The secret, low-tech ingredient that mobile money needs to clinch customer satisfaction

“Increased governmental regulation, low interest rates, and an increasingly competitive marketplace have placed enormous pressure on banks to raise revenue from their existing customer base, while reducing the cost to serve their customers. Furthermore, the evolution of digital banking channels and the emergence of new customer segments, i.e., millennials, has impacted traditional methods of servicing customers and building relationships.”

Those were the summary findings of the J.D. Power 2016 U.S. Retail Banking Satisfaction Study. This study, the 11th of its kind, measured customer satisfaction around six aspects of consumer banking: account information; channel activities; facility; fees; problem resolution; and product offerings. “Channel activities” included ratings of six separate channels for customer interaction: ATMs; branch offices; call centers; IVR; mobile apps; and banks’ websites.

A striking new finding in this study was that mobile banking appears to have had a direct impact on overall satisfaction. Overall satisfaction ratings were 27 points higher on average for customers who use mobile banking than among those who do not. The gap was even wider for those customer who were highly satisfied with their mobile experience.

Despite the evolution and growth of mobile banking and payments, the demand for cash has remained study, and even has grown. Cash remains the most commonly used method of payment around the world, and 85% of Americans report that their use of cash has not dropped in recent years (according to a 2016 Mercator Advisory Group report.)

These findings are not as squarely at odds as they first seem.

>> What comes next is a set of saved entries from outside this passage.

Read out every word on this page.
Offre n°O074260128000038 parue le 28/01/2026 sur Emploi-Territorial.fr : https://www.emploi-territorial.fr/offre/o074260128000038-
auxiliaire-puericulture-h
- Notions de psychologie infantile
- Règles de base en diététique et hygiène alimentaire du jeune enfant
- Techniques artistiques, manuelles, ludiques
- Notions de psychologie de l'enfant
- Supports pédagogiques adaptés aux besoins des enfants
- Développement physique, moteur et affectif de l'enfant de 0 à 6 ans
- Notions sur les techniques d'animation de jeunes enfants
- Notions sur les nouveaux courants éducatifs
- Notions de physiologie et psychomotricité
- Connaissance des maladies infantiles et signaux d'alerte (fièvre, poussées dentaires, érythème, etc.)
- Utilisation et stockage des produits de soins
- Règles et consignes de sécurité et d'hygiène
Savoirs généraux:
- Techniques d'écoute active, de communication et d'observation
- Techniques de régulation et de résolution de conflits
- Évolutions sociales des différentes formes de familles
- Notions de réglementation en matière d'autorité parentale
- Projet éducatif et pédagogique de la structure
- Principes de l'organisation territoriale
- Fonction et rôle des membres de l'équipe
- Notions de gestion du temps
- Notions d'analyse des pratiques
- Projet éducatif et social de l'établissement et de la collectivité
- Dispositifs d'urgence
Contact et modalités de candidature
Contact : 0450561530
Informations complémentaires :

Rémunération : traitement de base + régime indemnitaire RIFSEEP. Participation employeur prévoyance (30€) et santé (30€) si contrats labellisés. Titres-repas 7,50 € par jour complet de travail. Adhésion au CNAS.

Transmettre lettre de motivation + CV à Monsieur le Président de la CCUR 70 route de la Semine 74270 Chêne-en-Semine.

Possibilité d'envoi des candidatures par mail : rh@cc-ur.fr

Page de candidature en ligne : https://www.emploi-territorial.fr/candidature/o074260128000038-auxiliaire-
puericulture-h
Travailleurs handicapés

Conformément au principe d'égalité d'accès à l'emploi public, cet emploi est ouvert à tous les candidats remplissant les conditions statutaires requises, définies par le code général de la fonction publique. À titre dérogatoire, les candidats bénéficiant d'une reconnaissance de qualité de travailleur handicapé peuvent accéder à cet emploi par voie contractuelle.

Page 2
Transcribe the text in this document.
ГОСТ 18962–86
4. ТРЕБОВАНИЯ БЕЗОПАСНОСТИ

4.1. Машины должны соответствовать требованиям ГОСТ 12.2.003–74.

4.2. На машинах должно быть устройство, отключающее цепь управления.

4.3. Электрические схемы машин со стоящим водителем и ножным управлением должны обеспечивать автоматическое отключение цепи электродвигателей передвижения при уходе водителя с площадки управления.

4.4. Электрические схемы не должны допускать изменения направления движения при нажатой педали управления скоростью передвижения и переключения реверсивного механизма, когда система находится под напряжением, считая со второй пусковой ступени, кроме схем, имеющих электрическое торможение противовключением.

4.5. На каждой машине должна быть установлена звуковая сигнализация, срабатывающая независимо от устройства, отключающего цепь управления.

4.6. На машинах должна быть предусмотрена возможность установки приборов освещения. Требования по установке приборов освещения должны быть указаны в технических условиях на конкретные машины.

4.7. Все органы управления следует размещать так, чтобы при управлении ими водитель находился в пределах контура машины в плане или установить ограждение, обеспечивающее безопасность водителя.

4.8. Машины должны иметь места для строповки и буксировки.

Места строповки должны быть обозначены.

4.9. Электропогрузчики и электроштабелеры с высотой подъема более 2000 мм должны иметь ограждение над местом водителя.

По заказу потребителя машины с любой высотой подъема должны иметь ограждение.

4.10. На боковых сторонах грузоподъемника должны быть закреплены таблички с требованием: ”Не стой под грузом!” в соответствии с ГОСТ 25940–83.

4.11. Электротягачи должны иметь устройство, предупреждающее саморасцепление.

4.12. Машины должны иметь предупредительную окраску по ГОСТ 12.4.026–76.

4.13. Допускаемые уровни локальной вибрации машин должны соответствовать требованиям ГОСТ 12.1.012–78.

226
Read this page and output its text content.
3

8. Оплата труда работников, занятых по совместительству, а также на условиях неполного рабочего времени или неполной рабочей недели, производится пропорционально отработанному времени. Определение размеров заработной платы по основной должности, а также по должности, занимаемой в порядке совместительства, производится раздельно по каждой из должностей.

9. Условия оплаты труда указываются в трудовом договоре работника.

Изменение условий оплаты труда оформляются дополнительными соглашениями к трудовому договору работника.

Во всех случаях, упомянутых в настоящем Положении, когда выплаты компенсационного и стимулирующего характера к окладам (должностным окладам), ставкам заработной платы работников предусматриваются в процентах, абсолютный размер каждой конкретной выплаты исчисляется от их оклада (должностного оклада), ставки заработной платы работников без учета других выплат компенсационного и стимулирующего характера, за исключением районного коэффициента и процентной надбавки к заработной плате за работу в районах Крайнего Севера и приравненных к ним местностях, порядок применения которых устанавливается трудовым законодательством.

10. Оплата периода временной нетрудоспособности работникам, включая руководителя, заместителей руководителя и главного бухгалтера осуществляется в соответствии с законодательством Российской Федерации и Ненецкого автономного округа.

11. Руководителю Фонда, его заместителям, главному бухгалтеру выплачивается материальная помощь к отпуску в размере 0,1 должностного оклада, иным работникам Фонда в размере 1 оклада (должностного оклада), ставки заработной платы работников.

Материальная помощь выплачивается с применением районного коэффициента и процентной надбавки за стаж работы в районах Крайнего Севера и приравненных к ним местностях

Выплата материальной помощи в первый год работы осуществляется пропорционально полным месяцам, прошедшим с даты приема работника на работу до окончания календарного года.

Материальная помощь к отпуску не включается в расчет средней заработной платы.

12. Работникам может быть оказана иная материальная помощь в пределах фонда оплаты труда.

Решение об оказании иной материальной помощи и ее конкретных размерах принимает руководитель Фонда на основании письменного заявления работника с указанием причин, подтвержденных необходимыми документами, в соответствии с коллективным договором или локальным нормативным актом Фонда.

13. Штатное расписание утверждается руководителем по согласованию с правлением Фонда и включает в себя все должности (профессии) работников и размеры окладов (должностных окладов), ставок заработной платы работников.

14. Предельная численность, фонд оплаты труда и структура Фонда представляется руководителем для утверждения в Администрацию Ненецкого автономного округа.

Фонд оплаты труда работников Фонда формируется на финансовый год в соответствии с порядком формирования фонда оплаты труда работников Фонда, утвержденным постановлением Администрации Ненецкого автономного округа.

Customers are demanding more flexibility and convenience from their bank, and high mobile adoption means they are willing to process transactions through their devices, if the app is intuitive and secure. But many transactions still involve a physical transfer of goods for cash. This means that customers are looking for ways in which their banking apps can be extended to safely access ATMs for withdrawals.

So ATMs are not going to leave the banking landscape anytime soon. While many pundits are predicting that mobile will “disrupt” or “eclipse” ATM use, the data tell a different story. A 2014 study from Visa found that more than half of respondents (57%) claimed that ATM convenience was their primary reason for choosing a financial institution. For the remaining 43%, many said it was the close second.

The more likely scenario, then, is that mobile offerings and ATMs will merge in the future to create a part-digital, part-physical integrated network. Until that happens, there is a looming market opportunity to collect more fees and drive customer satisfaction even higher.